3 En zeiden tot elkander: Wie zal ons den steen van de deur des grafs afwentelen?
4 (En opziende zagen zij, dat de steen afgewenteld was) want hij was zeer groot.
5 En in het graf ingegaan zijnde, zagen zij een jongeling, zittende ter rechter zijde, bekleed met een wit lang kleed, en werden verbaasd.
6 Maar hij zeide tot haar: Zijt niet verbaasd; gij zoekt Jezus den Nazarener, Die gekruist was; Hij is opgestaan; Hij is hier niet; ziet de plaats, waar zij Hem gelegd hadden.
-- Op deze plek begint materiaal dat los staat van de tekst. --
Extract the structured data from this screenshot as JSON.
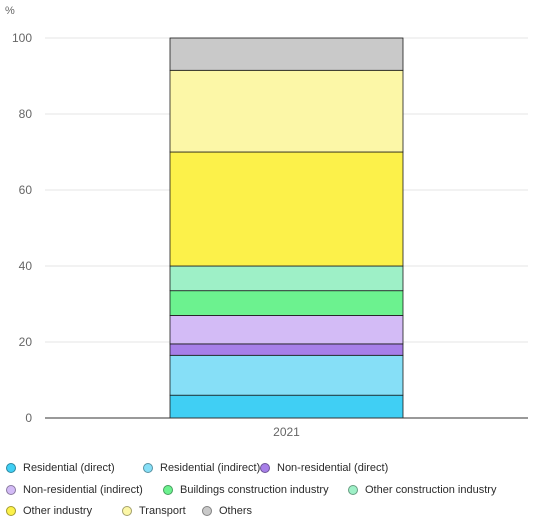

7 Doch gaat heen, zegt Zijnen discipelen, en Petrus, dat Hij u voorgaat naar Galilea; aldaar zult gij Hem zien, gelijk Hij ulieden gezegd heeft.
8 En zij, haastelijk uitgegaan zijnde, vloden van het graf, en beving en ontzetting had haar bevangen; en zij zeiden niemand iets; want zij waren bevreesd.
9 En als Jezus opgestaan was, des morgens vroeg, op den eersten dag der week, verscheen Hij eerst aan Maria Magdalena, uit welke Hij zeven duivelen uitgeworpen had.